Diretor do Centro para Estudos Coreanos da Columbia University (em Nova York), o historiador Charles K. Armstrong adverte que uma resposta poderosa de Seul a uma provocação de Pyongyang, ou até mesmo um ataque preventivo poderia escalar a tensão até uma guerra aberta. “Seria uma catástrofe para ambas as Coreias”, sustenta, em entrevista por e-mail. Ele também aposta que o regime de Kim Jong-un vai considerar a presença do radar naval norte-americano e do destróier como uma “ação provocativa” e mais um sinal da “política hostil” americana para com a Coreia do Norte. Um cenário que, segundo Armstrong, obrigará Pyongyang a intensificar ainda mais suas ameaças, levando os Estados Unidos a anunciarem novas ações militares. Um círculo vicioso perigoso e imprevisível.

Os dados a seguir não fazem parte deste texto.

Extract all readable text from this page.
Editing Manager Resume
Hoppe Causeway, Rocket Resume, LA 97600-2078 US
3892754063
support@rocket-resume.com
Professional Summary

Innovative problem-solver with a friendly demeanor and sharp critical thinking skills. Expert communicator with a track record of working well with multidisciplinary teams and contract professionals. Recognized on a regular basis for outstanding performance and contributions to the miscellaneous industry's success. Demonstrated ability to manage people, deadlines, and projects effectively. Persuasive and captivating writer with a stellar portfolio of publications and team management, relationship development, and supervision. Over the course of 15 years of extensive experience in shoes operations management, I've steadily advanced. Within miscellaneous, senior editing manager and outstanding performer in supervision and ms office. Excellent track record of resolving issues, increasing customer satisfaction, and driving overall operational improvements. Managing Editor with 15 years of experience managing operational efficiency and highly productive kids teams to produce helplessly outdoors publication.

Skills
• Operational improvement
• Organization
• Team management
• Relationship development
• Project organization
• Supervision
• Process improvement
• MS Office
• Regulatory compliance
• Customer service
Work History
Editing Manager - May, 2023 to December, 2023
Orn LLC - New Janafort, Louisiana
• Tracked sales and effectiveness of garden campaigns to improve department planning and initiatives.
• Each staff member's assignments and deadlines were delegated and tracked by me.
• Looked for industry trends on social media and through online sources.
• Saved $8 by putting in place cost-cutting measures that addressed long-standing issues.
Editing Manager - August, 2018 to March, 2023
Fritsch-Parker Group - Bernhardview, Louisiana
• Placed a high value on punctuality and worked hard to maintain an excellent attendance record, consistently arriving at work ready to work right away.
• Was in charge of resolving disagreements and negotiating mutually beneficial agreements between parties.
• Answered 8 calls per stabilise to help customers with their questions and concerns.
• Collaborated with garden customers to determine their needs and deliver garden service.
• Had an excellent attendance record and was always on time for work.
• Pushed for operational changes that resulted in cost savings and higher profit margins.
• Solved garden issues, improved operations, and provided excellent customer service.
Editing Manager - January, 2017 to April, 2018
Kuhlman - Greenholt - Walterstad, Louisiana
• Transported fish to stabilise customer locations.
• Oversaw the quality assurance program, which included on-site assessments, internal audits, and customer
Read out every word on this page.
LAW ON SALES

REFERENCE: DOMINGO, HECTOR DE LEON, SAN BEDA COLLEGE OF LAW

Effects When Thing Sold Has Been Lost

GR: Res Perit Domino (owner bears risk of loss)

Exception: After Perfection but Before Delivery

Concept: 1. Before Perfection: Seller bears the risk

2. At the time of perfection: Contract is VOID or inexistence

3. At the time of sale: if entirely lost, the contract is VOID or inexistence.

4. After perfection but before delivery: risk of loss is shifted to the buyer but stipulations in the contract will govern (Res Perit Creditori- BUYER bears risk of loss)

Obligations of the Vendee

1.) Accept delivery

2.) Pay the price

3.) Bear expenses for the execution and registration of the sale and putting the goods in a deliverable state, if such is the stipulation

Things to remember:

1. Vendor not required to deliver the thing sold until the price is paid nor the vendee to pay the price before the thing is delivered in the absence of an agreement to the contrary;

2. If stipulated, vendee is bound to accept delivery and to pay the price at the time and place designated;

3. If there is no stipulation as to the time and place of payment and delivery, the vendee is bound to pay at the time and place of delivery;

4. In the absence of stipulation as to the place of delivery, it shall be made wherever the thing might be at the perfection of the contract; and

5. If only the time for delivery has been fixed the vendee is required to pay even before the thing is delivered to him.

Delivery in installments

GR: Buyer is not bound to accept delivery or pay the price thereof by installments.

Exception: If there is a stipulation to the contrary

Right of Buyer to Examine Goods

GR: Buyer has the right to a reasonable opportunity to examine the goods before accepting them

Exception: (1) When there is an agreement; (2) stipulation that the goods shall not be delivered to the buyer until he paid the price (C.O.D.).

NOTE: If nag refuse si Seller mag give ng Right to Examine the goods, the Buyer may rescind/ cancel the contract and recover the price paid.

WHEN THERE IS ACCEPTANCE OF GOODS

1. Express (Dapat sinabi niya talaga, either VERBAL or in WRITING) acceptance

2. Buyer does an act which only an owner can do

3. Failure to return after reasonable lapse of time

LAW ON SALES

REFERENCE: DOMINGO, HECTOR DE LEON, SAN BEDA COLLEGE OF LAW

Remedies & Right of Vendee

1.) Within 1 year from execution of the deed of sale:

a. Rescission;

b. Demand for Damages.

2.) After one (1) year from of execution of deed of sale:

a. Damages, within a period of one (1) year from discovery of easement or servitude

Em sua edição de ontem, o jornal The Washington Post afirmou que autoridades norte-americanas e especialistas independentes concluíram que a Coreia do Norte deu passos incomuns para ocultar detalhes da arma nuclear testada em fevereiro. Duas análises da detonação de 12 de fevereiro confirmam que os efeitos da explosão foram excepcionalmente contidos, com poucos traços radioativos liberados na atmosfera. Um provável indicativo de mudança do projeto da bomba atômica, com o uso de urânio altamente enriquecido em seu núcleo.
Palavra de especialista
Histórico de provocações
Steven Weber - professor da Universidade da Califórnia-Berkeley
Os norte-coreanos têm um histórico de provocar a Coreia do Sul, inclusive com ataques mortíferos contra alvos menores. A melhor forma de pensarmos sobre o atual panorama na Península Coreana é visualizarmos uma competição de tomada de riscos. Pyongyang tenta levantar o perigo de uma guerra, a fim de aumentar o seu poder de barganha. Trata-se de um jogo perigoso, que funcionou para os norte-coreanos no passado. Os Estados Unidos farão tudo o que puderem para melhorar sua capacidade de defesa na região, enquanto tentam se abster de realizar manobras que possam ser consideradas agressivas e provocadoras, por parte da Coreia do Norte.
Uma situação muito perigosa
Charles K. Armstrong - diretor do Centro para Estudos Coreanos da Columbia University
Não acho que a Coreia da Norte deliberadamente tentará provocar o Sul. No entanto, ela podem responder ao que vê como uma provocação — exercícios militares sul-coreanos no mar, por exemplo — com algum tipo de ataque em pequena escala. Isso é o que a Coreia do Norte fez em novembro de 2010, quando bombardeou uma ilha sul-coreana. Infelizmente, o que cada lado vê como dissuasão é visto pelo outro lado como provocação. Permanecemos em uma situação muito tensa e perigosa. A Coreia do Sul adotou, desde ontem, um novo nível de retórica. Em parte,
é uma tentativa da presidente Park Geun-hye de mostrar que
ela é uma líder forte e que se levantará contra as ameaças norte-coreanas.